Guayaki has been hosting "tea parties" from its 35-foot RV, decorated with a bright mural of the rainforest, and it is serving up matte lattes and smoothies in stores across America. Plans for a café are in the works, which would incorporate matte-based munchies and other rainforest-grown foods, such as brazil nuts, into the Guayaki mix. The tea ($1.75 for a three-bag sampler; $5.91 for 16 bags) is also sold at coffee shops and natural foods stores in traditional, orange blossom, chai and mint flavors.

Some of Maine’s Beeswax

Between August 2000 and June 2001, Maine-based Burt’s Bees, maker of natural body care products, spent $5 million on preserving the largest surviving area of the great North Woods, which once stretched from Maine to Minnesota. Some $2 million of that went toward helping The Nature Conservancy acquire 185,000 acres along the St. John River in northwestern Maine—the biggest conservation acquisition in Maine’s history. Burt’s Bees, along with the group RESTORE: The North Woods, has proposed using the land to create a new 3.2 million-acre Maine Woods National Park.

"I believe the North Woods was a big set of lungs creating fresh air for this part of the ecosystem," says Burt’s Bees co-founder Roxanne Quimby. "We have more need of that set of lungs than ever because we’re creating a lot of pollution south and west of here.
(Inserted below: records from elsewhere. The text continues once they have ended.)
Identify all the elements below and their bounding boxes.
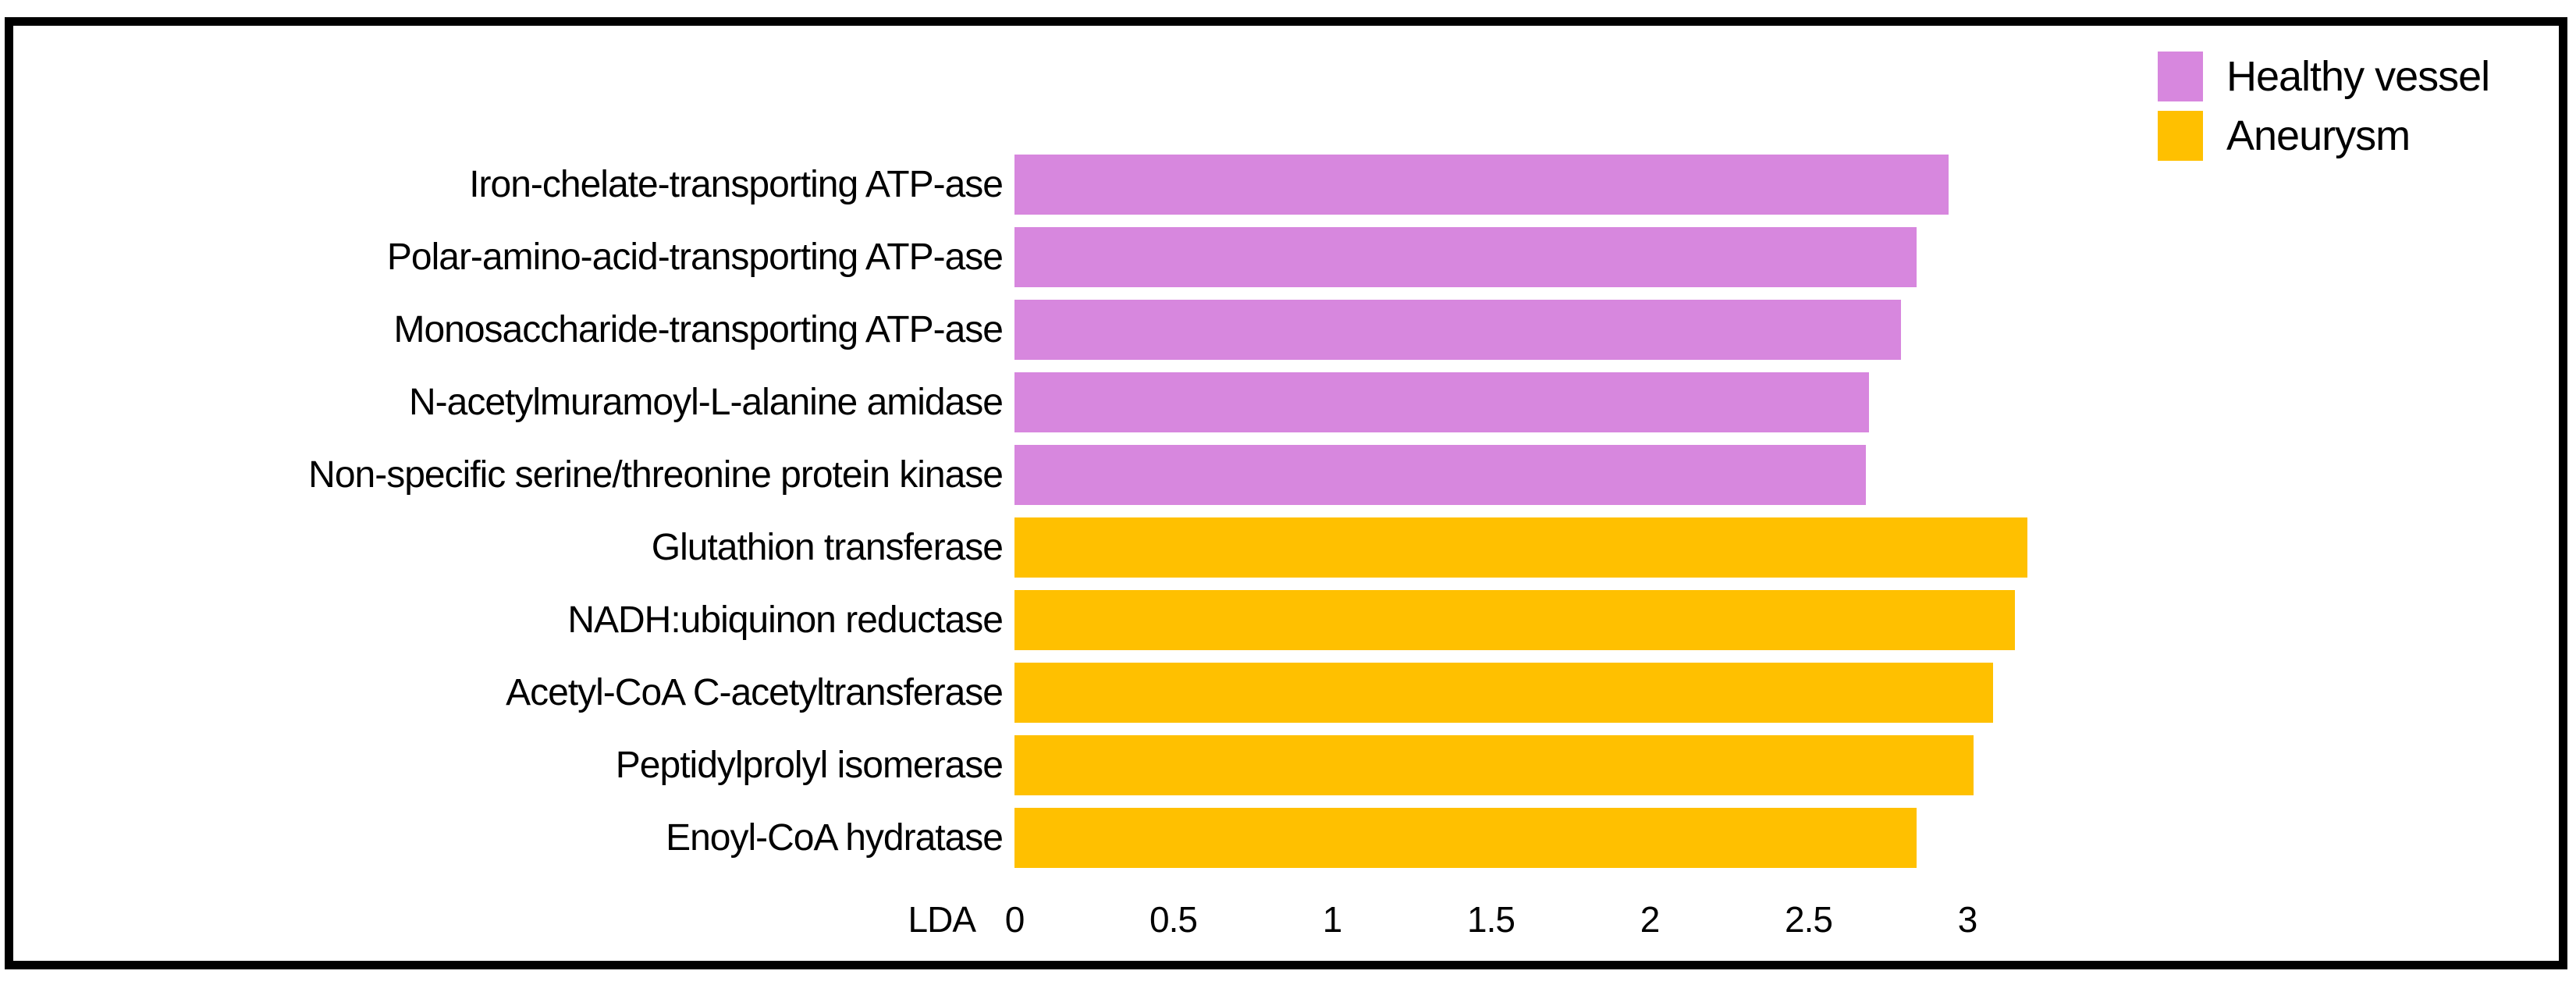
x-tick-label: 2 — [1640, 899, 1661, 940]
x-axis-title: LDA — [908, 899, 976, 940]
category-label: Glutathion transferase — [651, 527, 1004, 568]
category-label: Polar-amino-acid-transporting ATP-ase — [386, 236, 1004, 278]
legend-swatch — [2158, 52, 2203, 101]
x-tick-label: 1.5 — [1467, 899, 1515, 940]
x-tick-label: 0.5 — [1149, 899, 1198, 940]
category-label: Monosaccharide-transporting ATP-ase — [393, 309, 1004, 350]
category-label: Peptidylprolyl isomerase — [615, 745, 1004, 786]
bar — [1014, 590, 2015, 650]
legend-item: Aneurysm — [2158, 106, 2489, 165]
category-label: Acetyl-CoA C-acetyltransferase — [506, 672, 1004, 713]
x-tick-label: 1 — [1322, 899, 1343, 940]
bar — [1014, 735, 1974, 795]
legend-label: Aneurysm — [2226, 112, 2411, 159]
legend-item: Healthy vessel — [2158, 47, 2490, 106]
bar — [1014, 372, 1869, 432]
bar — [1014, 808, 1917, 868]
bar — [1014, 445, 1866, 505]
category-label: N-acetylmuramoyl-L-alanine amidase — [409, 382, 1004, 423]
bar — [1014, 155, 1949, 215]
bar — [1014, 517, 2027, 578]
x-tick-label: 0 — [1004, 899, 1025, 940]
category-label: Non-specific serine/threonine protein ki… — [308, 454, 1004, 496]
x-tick-label: 2.5 — [1785, 899, 1833, 940]
category-label: Enoyl-CoA hydratase — [666, 817, 1004, 859]
category-label: Iron-chelate-transporting ATP-ase — [469, 164, 1004, 205]
bar — [1014, 663, 1993, 723]
legend-swatch — [2158, 111, 2203, 161]
legend: Healthy vessel Aneurysm — [2158, 47, 2490, 165]
bar — [1014, 227, 1917, 287]
bar — [1014, 300, 1901, 360]
legend-label: Healthy vessel — [2226, 53, 2490, 100]
category-label: NADH:ubiquinon reductase — [567, 599, 1004, 641]
x-tick-label: 3 — [1957, 899, 1978, 940]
It’s important to restore and preserve these trees, if for no other reason than to keep our air clean."

The land, bought back from logging and paper companies, is still intact, with only about 100 people living in camps off-and-on throughout the year. It plays host to moose, bear, Canada lynx and the second-highest concentration of rare plants in Maine. "It’s a miracle [preserving the area] is even possible in this day and age," says Quimby. "There just isn’t this kind of land left."

Burt’s Bees, whose latest line of products includes a refreshing Rosemary Mint shampoo bar ($6), vivifying Wild Lettuce toner ($9), all-natural facial powders ($16), crémes ($9) and moisturizers ($11), has always included the environment in its economic equation. "You can have a successful business without compromising your values, and one of my values is the environment," says Quimby. "I’ve not had to compromise anything."